学校里面,费骞一拳打倒四年级学生的消息传得飞快,并且在口口相传中不断地被人添油加醋,已经快传得面目全非了。
外班的同学几乎全都知道了费骞和舒家清的名字,甚至会有一些胆子大的女生一起作伴着趁下课的工夫到舒家清他们班的门口去偷看费骞。
而本班的孙琦和董玮则彻底老实了,再见到舒家清和费骞的时候,甚至恨不能直接绕着道走。
对此,舒家清只觉得好笑,费骞则没什么反应,就好像那些事情都已经跟他没有关系了。
因为舒晖打过招呼的缘故,以王老师为首的所有老师都非常明显地增加了对舒家清的关注程度——虽说以前的关注就已经明显超出了其他同学了——这就导致了舒家清好不容易获准自由参加的体育课一夕回到解放前了。
不过不管怎么说,学校里面再也没人会、也没人敢当面来挑衅舒家清和费骞了。
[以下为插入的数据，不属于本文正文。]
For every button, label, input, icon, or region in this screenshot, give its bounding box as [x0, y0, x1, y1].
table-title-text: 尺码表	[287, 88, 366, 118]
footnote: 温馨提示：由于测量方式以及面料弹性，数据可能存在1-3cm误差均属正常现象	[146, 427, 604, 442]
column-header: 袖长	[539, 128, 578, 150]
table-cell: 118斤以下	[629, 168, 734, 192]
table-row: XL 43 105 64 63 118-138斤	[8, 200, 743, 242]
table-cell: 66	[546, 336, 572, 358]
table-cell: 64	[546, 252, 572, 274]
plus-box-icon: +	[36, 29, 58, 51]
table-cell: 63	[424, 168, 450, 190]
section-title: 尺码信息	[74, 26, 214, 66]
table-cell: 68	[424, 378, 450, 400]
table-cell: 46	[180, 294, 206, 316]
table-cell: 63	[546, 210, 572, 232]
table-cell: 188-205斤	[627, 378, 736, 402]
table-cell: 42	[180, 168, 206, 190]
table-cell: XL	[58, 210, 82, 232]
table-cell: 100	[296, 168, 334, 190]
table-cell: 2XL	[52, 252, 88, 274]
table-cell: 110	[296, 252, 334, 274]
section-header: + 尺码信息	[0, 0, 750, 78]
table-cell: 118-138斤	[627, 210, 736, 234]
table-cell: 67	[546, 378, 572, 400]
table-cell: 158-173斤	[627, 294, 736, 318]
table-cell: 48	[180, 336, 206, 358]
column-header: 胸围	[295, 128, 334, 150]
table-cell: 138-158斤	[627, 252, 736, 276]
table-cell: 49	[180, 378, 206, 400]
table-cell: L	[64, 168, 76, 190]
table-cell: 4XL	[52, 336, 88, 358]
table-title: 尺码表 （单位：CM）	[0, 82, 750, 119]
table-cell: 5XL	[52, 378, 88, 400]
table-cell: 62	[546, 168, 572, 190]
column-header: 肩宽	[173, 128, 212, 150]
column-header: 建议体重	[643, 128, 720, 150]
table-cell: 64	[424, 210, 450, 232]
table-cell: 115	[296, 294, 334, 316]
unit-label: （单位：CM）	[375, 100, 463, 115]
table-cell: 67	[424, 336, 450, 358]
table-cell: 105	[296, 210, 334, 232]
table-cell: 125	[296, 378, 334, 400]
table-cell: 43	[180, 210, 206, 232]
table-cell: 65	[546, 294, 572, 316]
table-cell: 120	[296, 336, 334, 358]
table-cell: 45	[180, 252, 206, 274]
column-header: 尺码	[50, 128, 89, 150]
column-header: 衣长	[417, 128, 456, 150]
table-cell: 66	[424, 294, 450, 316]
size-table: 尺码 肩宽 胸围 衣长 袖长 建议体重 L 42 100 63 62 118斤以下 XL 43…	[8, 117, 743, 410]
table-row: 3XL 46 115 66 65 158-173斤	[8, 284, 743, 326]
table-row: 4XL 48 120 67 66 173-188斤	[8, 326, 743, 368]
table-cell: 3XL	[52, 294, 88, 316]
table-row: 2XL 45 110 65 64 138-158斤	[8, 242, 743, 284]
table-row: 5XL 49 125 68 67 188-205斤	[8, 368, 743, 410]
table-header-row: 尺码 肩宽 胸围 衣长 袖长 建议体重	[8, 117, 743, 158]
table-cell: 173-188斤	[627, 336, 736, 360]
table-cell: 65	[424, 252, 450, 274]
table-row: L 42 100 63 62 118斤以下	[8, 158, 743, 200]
所以说,这个小小的插曲还是起到了一些好效果的。
日子重又恢复了平静,两小只像往常一样继续每天上课、下课、上补习班、去游泳课。而舒晖则投身事业,越来越忙。
春去秋来、寒暑交迭,二年级的寒假很快就到了。
舒晖只打了电话回来,人还在省外出差。舒家清也乐得跟费骞两个人在家里,幸姨可不会像舒晖一样什么都要管。
到了年根,幸姨准备回老家,可舒晖却还没忙完手头的工作,无法赶回来过年三十。
于是,舒晖便安排舒家清到舒家跟亲戚们一起,自己等到大年初一或者初二忙完之后再往家里赶。
舒家清没什么异议,虽然他不怎么喜欢到那种人多的场合跟亲戚们“把酒言欢”,但他现在的身份和年龄显然也不能够一个人待着。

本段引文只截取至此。